Do We Underestimate How Difficult It Is to Internalize Scientific Knowledge?

Yes, I think we do. Three decades of research in the fields of cognitive development and science education have shown that students enter the science classroom not as empty vessels, ready to be filled with knowledge, but as fonts of intuition, brimming with rich, though generally inaccurate, theories of everyday phenomena that often interfere with learning. Physics students, for example, hold theories of motion predicated on the belief that forces are transferred from one object to another upon contact and must dissipate before objects can come to a rest. Chemistry students hold theories of heat predicated on the belief that heat is a kind of substance that flows in and out of objects and can ultimately be trapped or contained. And biology students hold theories of adaptation predicated on the belief that all members of a species evolve together, with each organism producing offspring better adapted to the environment than it was at birth.

Science educators are thus charged with two tasks: Not only must they help students learn the correct, scientific theory at hand, but they must also help students unlearn their earlier, less accurate theories. This process has typically been thought of as a kind of “irreversible reaction,” with scientific knowledge supplanting or overwriting earlier intuitions, but recent research suggests that those early intuitions may never be fully overwritten.

In a forthcoming article in Cognition, Joshua Valcarcel and I report the results of a study designed specifically to probe for naïve intuitions in the minds of adults with many years of science education.
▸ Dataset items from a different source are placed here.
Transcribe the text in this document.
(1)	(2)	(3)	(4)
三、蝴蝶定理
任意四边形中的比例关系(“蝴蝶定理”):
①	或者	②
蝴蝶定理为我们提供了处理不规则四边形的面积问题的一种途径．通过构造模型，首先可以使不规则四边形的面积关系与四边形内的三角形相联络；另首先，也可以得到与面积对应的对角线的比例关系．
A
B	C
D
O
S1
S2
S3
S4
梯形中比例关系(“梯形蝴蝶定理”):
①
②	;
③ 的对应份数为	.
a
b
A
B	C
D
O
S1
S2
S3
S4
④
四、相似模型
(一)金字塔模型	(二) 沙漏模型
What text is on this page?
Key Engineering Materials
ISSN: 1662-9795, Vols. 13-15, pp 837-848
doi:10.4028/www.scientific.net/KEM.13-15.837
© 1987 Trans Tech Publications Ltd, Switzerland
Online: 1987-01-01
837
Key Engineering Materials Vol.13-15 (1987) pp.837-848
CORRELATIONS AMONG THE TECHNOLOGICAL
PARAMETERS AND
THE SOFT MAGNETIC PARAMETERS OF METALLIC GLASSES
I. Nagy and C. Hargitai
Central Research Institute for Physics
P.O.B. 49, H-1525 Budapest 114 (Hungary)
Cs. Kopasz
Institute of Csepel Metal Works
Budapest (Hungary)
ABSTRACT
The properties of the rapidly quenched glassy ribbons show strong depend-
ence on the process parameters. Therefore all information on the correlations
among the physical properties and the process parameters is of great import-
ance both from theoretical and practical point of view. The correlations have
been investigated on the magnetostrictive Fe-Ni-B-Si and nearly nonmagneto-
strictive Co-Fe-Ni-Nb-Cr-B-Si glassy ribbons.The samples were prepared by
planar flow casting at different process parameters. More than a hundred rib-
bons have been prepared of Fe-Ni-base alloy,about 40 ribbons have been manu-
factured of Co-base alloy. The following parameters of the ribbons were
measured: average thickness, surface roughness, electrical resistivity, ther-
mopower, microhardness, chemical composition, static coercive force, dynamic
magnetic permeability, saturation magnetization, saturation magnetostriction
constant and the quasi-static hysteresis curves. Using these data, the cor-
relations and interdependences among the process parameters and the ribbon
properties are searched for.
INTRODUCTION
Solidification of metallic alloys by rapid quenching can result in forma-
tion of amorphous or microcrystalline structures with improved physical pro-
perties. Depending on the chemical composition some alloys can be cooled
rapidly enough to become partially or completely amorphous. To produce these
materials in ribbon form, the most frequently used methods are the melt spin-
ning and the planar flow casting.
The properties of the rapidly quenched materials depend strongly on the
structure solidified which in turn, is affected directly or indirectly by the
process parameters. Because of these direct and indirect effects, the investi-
We asked our participants to verify two types of statements as quickly as possible: statements whose truth value was consistent across both naïve and scientific theories of a particular domain (e.g., “The moon revolves around the Earth,” which is true on both naïve and scientific theories of astronomical phenomena) and statements involving the same conceptual relations but whose truth value differed across those theories (e.g., “The Earth revolves around the sun,” which is true on a scientific theory but not a naïve theory). We hypothesized that, if naïve theories survive the acquisition of a mutually incompatible scientific theory, then the latter should cause greater cognitive conflict than the former. Consistent with this hypothesis, we found that participants verified statements involving a tension between naïve and scientific theories more slowly and less accurately than statements that did not, and we documented this effect in 10 different domains of knowledge (astronomy, evolution, fractions, genetics, germs, matter, mechanics, physiology, thermodynamics, and waves). Our findings thus suggest that naïve theories are suppressed by scientific theories but not supplanted by them. How long the two coexist, and in what form they coexist, are questions still in need of answers.

Andrew Shtulman is a professor of psychology at Occidental College.